Patti Witten has written a wonderful dispatch on Greenberg's return from sabbatical. In her coverage, we learn about Greenberg's formative contributions to computer science, but also to engineering and architecture:
Some of the first computer design simulations were done at Cornell in the early 1960s, but, according to Greenberg, at the time it was believed that computers would never be used to plan or design buildings.
"We were a technique in search of a problem," he says. For example, deriving methods of capturing a building’s geometry with photographs shot from multiple locations, and using them to merge new designs with existing structures.
Projected images rush forward as Greenberg describes the progression from the first available mini-computer workstations to the supercomputers of the 1980s, from the early iPhones to the Nvidia graphics cards of today, and beyond. Greenberg sees the enormous acceleration of computer power as having enabled the unexpected.

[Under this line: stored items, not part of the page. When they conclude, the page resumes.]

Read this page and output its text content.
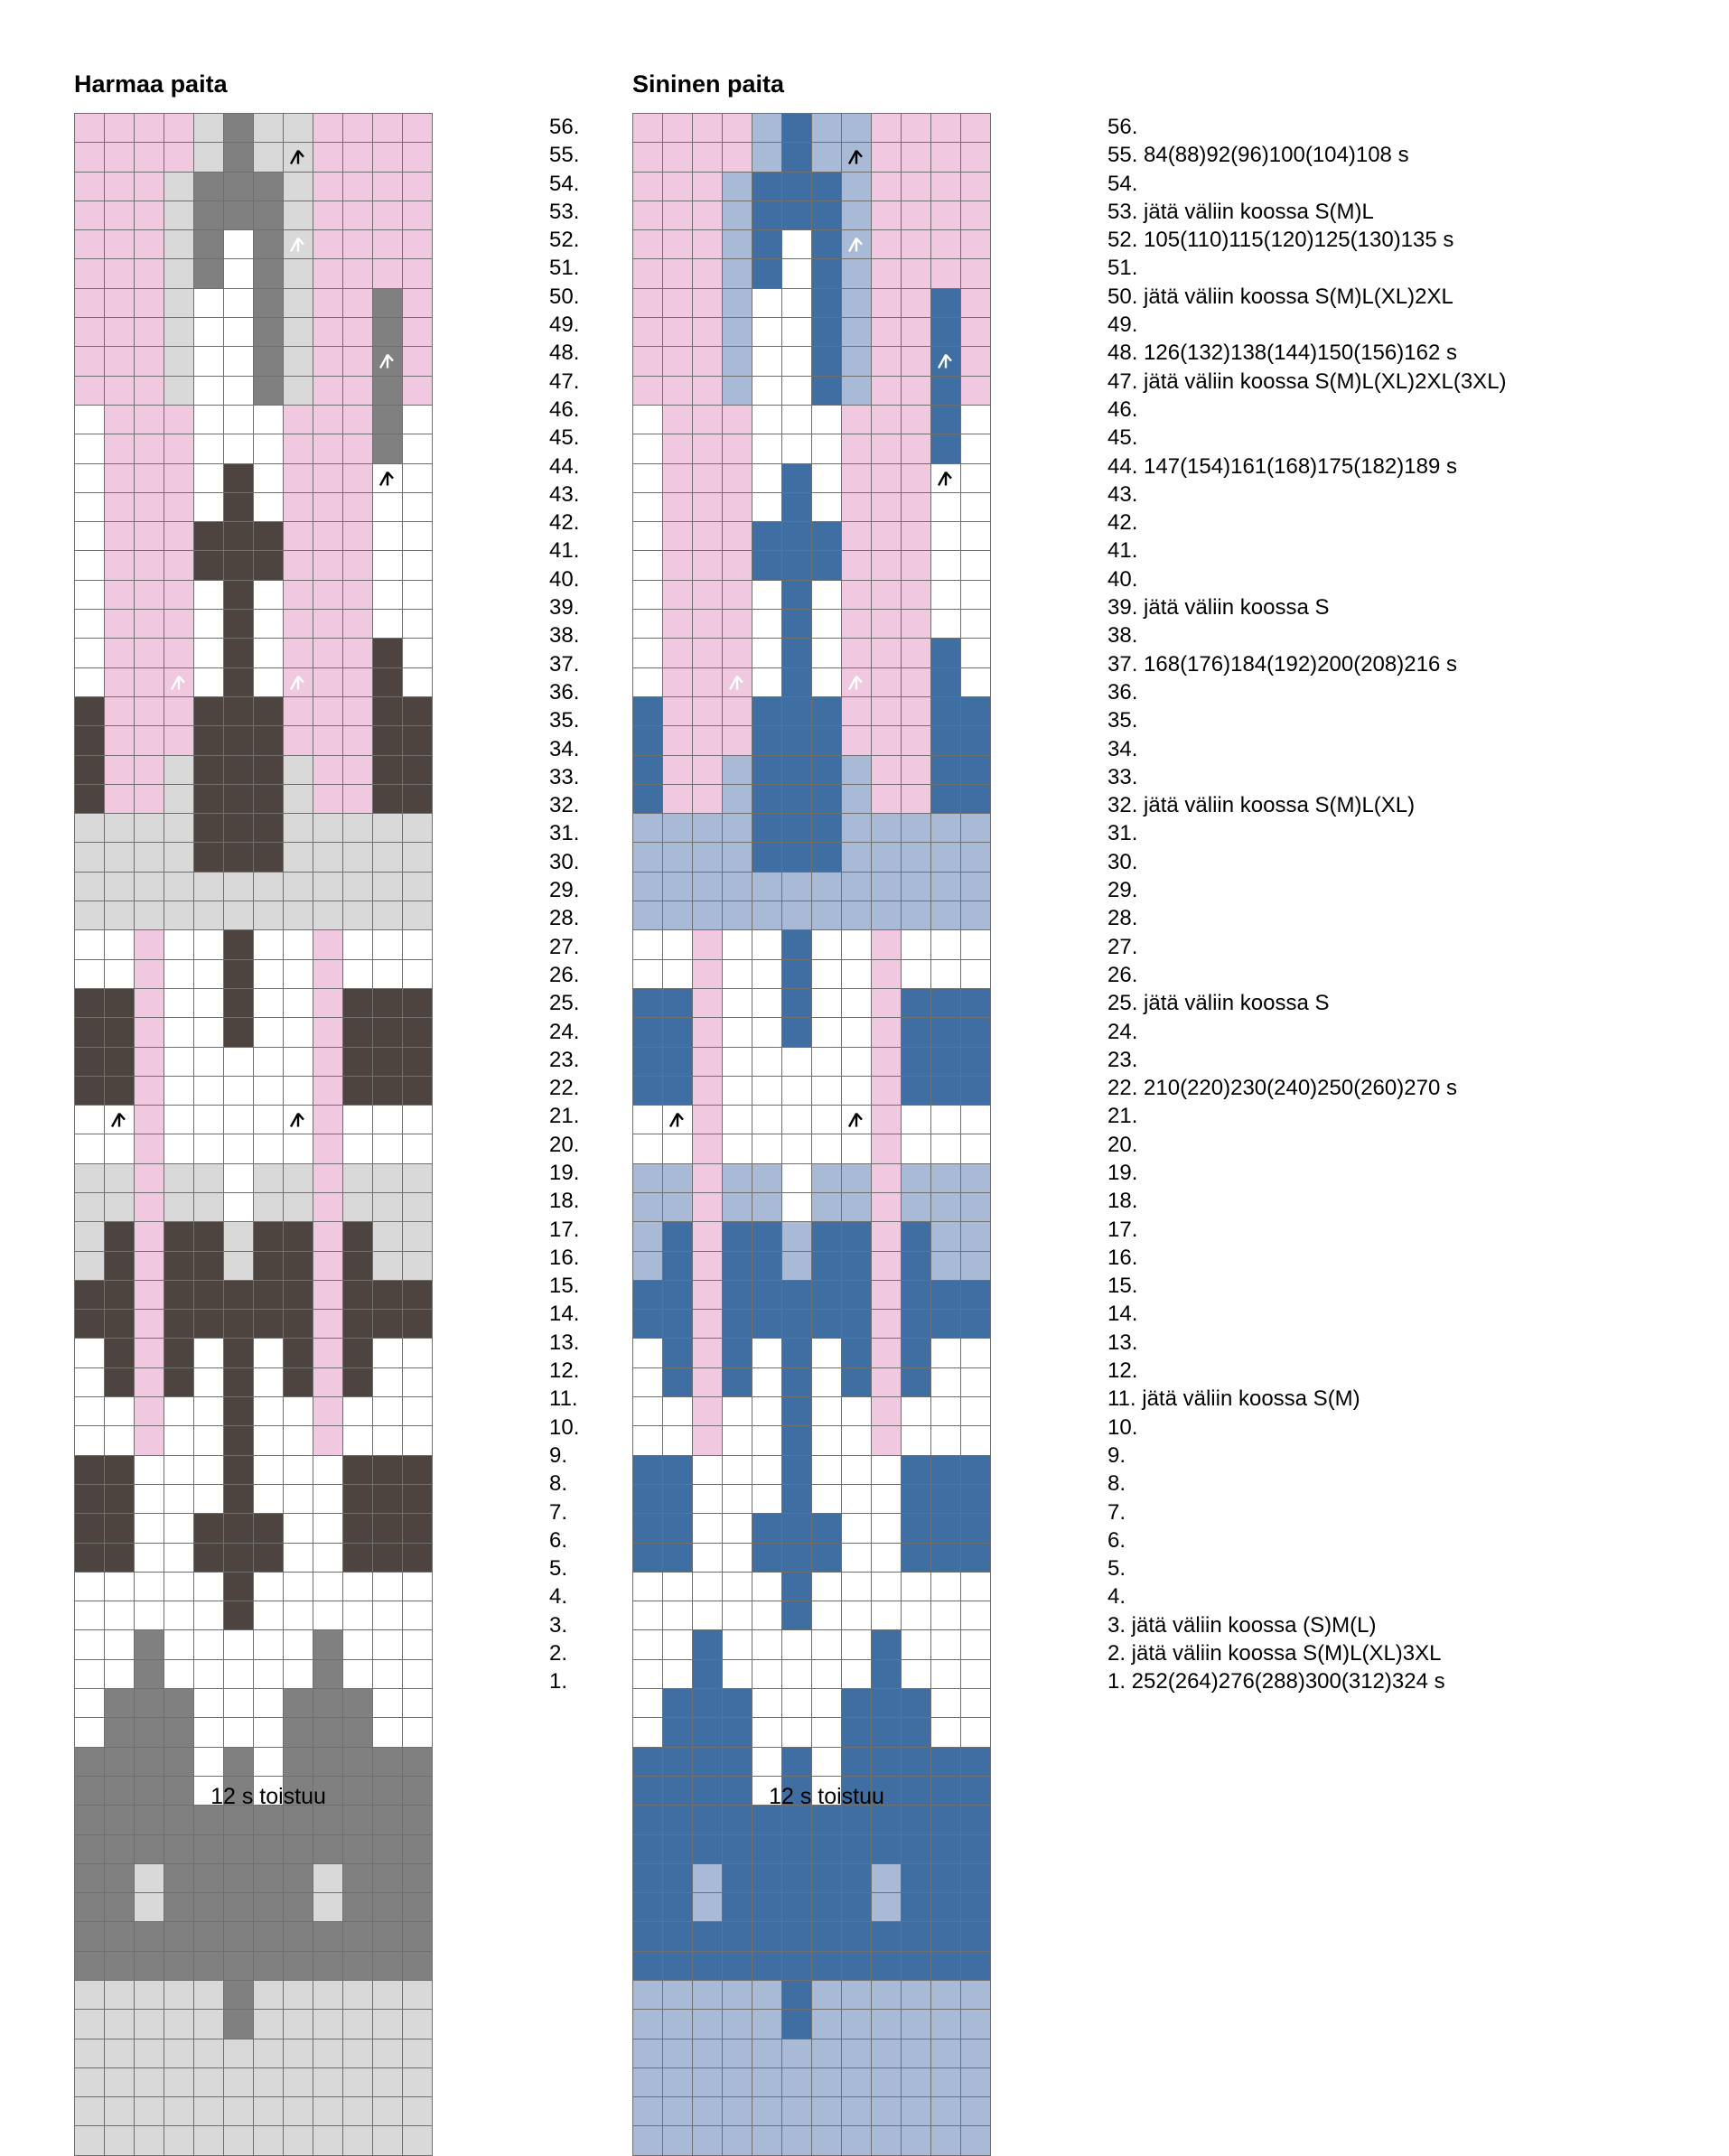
Harmaa paita	Sininen paita

56.
55.
54.
53.
52.
51.
50.
49.
48.
47.
46.
45.
44.
43.
42.
41.
40.
39.
38.
37.
36.
35.
34.
33.
32.
31.
30.
29.
28.
27.
26.
25.
24.
23.
22.
21.
20.
19.
18.
17.
16.
15.
14.
13.
12.
11.
10.
9.
8.
7.
6.
5.
4.
3.
2.
1.
56.
55. 84(88)92(96)100(104)108 s
54.
53. jätä väliin koossa S(M)L
52. 105(110)115(120)125(130)135 s
51.
50. jätä väliin koossa S(M)L(XL)2XL
49.
48. 126(132)138(144)150(156)162 s
47. jätä väliin koossa S(M)L(XL)2XL(3XL)
46.
45.
44. 147(154)161(168)175(182)189 s
43.
42.
41.
40.
39. jätä väliin koossa S
38.
37. 168(176)184(192)200(208)216 s
36.
35.
34.
33.
32. jätä väliin koossa S(M)L(XL)
31.
30.
29.
28.
27.
26.
25. jätä väliin koossa S
24.
23.
22. 210(220)230(240)250(260)270 s
21.
20.
19.
18.
17.
16.
15.
14.
13.
12.
11. jätä väliin koossa S(M)
10.
9.
8.
7.
6.
5.
4.
3. jätä väliin koossa (S)M(L)
2. jätä väliin koossa S(M)L(XL)3XL
1. 252(264)276(288)300(312)324 s
12 s toistuu	12 s toistuu
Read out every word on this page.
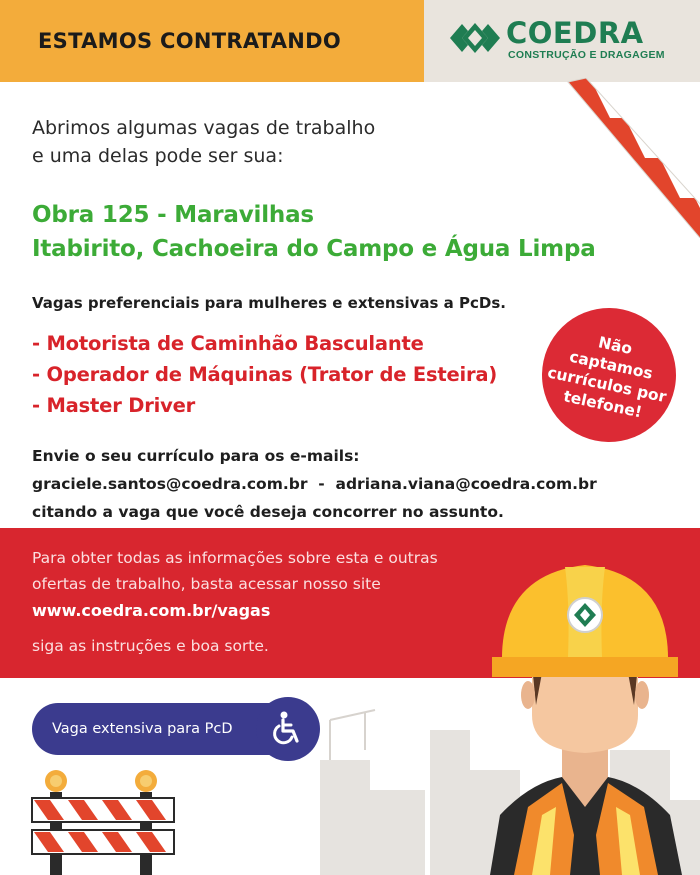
ESTAMOS CONTRATANDO	COEDRA
CONSTRUÇÃO E DRAGAGEM
Abrimos algumas vagas de trabalho
e uma delas pode ser sua:
Obra 125 - Maravilhas
Itabirito, Cachoeira do Campo e Água Limpa
Vagas preferenciais para mulheres e extensivas a PcDs.
- Motorista de Caminhão Basculante
- Operador de Máquinas (Trator de Esteira)
- Master Driver
Não
captamos
currículos por
telefone!
Envie o seu currículo para os e-mails:
graciele.santos@coedra.com.br  -  adriana.viana@coedra.com.br
citando a vaga que você deseja concorrer no assunto.
Para obter todas as informações sobre esta e outras
ofertas de trabalho, basta acessar nosso site
www.coedra.com.br/vagas
siga as instruções e boa sorte.
Vaga extensiva para PcD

"Who would have thought that our early work on 2D cell animation with Hanna-Barbera in the 1970s would evolve to Pixar's photorealistic 3D creation of Toy Story two decades later, or the 'filming' of The Lion King in VR today," Greenberg muses. "The change in computer power will allow a new way of storytelling in VR. The 10 hours of computation for a single frame in Toy Story will have to be completed in 11 milliseconds."
Greenberg's audience is rapt. After his abridged history of computer graphics, the astonishing pace of computing power and its limits, he turns to the future. He explains a law of exponential growth based on Intel cofounder Gordon E. Moore's prediction that the number of transistors on a microchip doubles every year, while the cost of computers is halved. It is a pace that cannot continue indefinitely, and Greenberg says the industry is still driving the chip technology research but will reach economic barriers before the technology barriers.
"There is no way you can fathom what's next with that kind of exponential increase in computing power. In the next three years, as much computing power will be made as has been available in all time previously," he says, adding, "and we need to teach ethics, too, to understand how the technology is being used."
Greenberg's cross-disciplinary background and the ongoing work he does in his lab afford opportunities to understand the broader contexts and implications of computing, though he maintains that there remains much work to be done to exchange knowledge and enhance the discourse as it applies to the disciplines of architecture, engineering, and computer science.